VBR specificity and speed. a). A specificity assay. Blue bars represent three VBRs with PEDOT films containing HSA binding phage exposed to 750 nM HSA; Red bars show the response to a 750 nM BSA solution of three VBRs containing HSA binding phage; Green bars show the response to a 750 nM HSA solution for three VBRs containing STOP4 phage that have no affinity for HSA. b). Real time VBR sensing data. Responses for three VBR sensors are shown for [HSA] exposures of 220, 370, and 600 nM that show response times of 30 s, 3 s, and 3 s, respectively. The specificity assay summarized in (a) are also repeated here, in real-time sensing format, again showing no measurable responses.

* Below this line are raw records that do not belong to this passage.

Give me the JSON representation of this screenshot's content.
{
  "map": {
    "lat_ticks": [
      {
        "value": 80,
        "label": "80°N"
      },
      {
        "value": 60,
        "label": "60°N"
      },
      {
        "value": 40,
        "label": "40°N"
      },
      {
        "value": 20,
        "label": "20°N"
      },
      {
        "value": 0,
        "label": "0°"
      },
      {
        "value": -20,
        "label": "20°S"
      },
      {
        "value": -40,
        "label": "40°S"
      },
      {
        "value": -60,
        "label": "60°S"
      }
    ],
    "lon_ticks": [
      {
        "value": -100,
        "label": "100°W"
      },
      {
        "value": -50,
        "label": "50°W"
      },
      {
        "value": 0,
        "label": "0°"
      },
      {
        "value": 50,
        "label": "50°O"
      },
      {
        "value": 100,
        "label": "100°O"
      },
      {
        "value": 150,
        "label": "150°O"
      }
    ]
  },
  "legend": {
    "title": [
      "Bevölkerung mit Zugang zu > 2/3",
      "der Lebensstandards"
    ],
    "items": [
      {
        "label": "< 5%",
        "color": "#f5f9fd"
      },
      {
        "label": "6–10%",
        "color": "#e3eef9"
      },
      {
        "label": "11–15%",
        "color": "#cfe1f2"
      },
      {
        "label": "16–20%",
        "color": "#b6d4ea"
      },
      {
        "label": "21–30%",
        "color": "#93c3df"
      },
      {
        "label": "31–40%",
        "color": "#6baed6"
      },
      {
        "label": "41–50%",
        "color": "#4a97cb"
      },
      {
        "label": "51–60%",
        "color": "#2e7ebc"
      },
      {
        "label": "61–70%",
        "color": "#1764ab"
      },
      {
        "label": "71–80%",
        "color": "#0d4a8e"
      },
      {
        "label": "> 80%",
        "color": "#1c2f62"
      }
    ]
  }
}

The VBR simplifies the problem of electrically communicating with virus particles, and importantly, extracting valuable information in this process. Communication takes the form of an increase in the electrical impedance of the virus-PEDOT VBR in the presence of a target protein disease marker, relative to the impedance measured in a pure buffer solution. This impedance increase of up to 200 Ω signals the degree to which virus-displayed peptides have recognized and bound a particular target protein, leading to precise and highly reproducible measurement of the concentration of this target molecule. The VBR is able to by-pass a ubiquitous noise source in electrical or electrochemical biosensing: the variable electrical impedance of the solution itself.